# Which Paprika for a Hungarian Goulash 'like', recipe??



## larry_stewart (Sep 7, 2015)

When younger, my grandmother (whose parents were from Hungary). would make Hungarian Goulash.  She always served it over egg noodles, and with a pickle on the side ( usually Ba-tampte).

She wasn't the greatest cook, but this recipe she nailed.

She has since passed away, with no written records of her recipe.

Being that she has a Hungarian Background, I assume she used Hungarian Paprika in her recipe.

I went to the Penzy's web page and there were at least 2 Hungarian Paprika's listed ( Half sharp , and sweet(.

Any clue which would be more appropriate for such a recipe, or is just a matter of taste?

Just curious
Since Im vegetarian now, I won't try and recreate her recipe ( especially cause I remember most of the flavor was from the meat itself),  But I may try to whip up something with a similar taste profile, so i was just curious as to the Paprika she may have used.

Thanks,

larry

https://www.penzeys.com/search/#?q=paprika

PS:
IF there is another link to other, more appropriate, options, feel free to point me in the right direction


----------



## Steve Kroll (Sep 8, 2015)

Goulash is one of those things that people will argue about for hours on who has the most authentic recipe (kind of like chili or barbecue in this country). Most recipes I've seen call for Hungarian sweet paprika, but I like to use a combination of both sweet and hot varieties. 

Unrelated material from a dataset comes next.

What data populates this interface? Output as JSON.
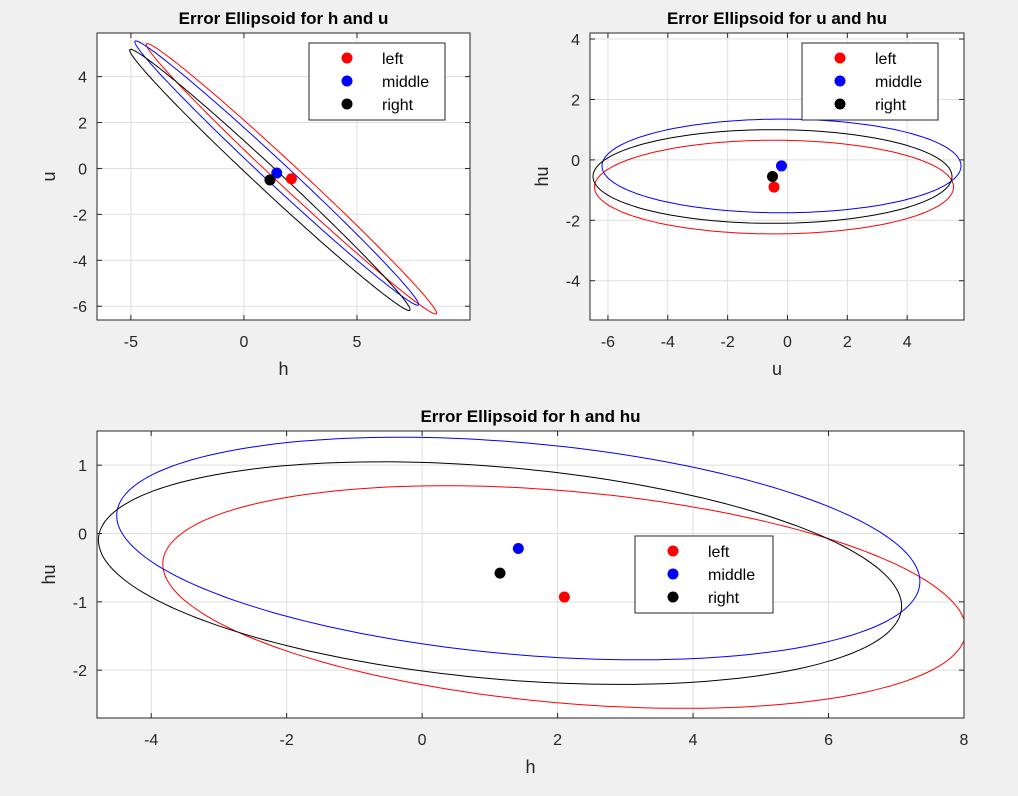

In the end, I don't think it really matters as long as it fits your tastes.


----------



## Andy M. (Sep 8, 2015)

The recipe I use calls for both sweet and hot paprika.  This allows you to get enough paprika flavor without making the dish too hot.


----------



## bethzaring (Sep 8, 2015)

I've been to Hungary and bought paprika from a vendor that only had one kind of paprika.  It was sweet.  But like Andy suggested, I would also use one with some heat for your dish.


----------



## Andy M. (Sep 8, 2015)

Larry, if you read a bunch of recipes for goulash, you'll find a variety of ingredients and quantities.  This is a local dish that evolved over many years in every household in the area.  I think the only rule for this type of dish is that paprika is the star of the dish and needs to have a strong presence.


----------



## larry_stewart (Sep 8, 2015)

Ok, thanks everyone.  Ill just base it on my memory, make some modifications, and add just the right amount of spice once I get everything else in order.


----------



## CharlieD (Sep 8, 2015)

It is definitely matter of taste. And in my personal cook book it is always matter of taste.


----------



## Lance Bushrod (Sep 9, 2015)

I'm a fan of the Spanish paprika's and especially the hot smoked. It can be very tasty on deviled eggs or sprinkled on any food like you would with black pepper. I've found Hungarian sweet to be too mild.


----------



## Szandra (Sep 13, 2015)

Hi,

I`m 100 % Hungarian and I`m telling you we are always cooking this with sweet paprika! (NOT SPANISH, NOT SMOKED...NOTHING CRAZY) If you like hot, you have to put some hot in it too, but the base of every Hungarian is made with sweet paprika. If you need any help with the process itself, let me know.


----------



## Lance Bushrod (Sep 14, 2015)

That's good to know and and thanks. 

Please post your process.


----------



## Kayelle (Sep 16, 2015)

Like Beth, when we visited Hungary I bought pouches of both hot and sweet paprika from a vendor. The cloth pouches had a cute drawing of a girl in costume and had a little wooden spoon inside. They made great gifts for my cooking friends and I kept several for myself. I was on a mission for making the best Goulash and Chicken Paprikash, and I have a recipe posted here for the Chicken Paprikash that's very good. I like a combination of two parts sweet and one part hot.
Now I've run out of the paprika I brought there and I think it was superior to what I now have to use. Just be sure to buy authentic Hungarian paprika Larry.


----------



## RPCookin (Sep 20, 2015)

I saw a program on TV a couple of years ago which was about a Hungarian paprika maker.  They made 4 different pepper blends, ranging from sweet to very hot.  I don't remember the manufacturer's name or much else except the four distinct blends.


----------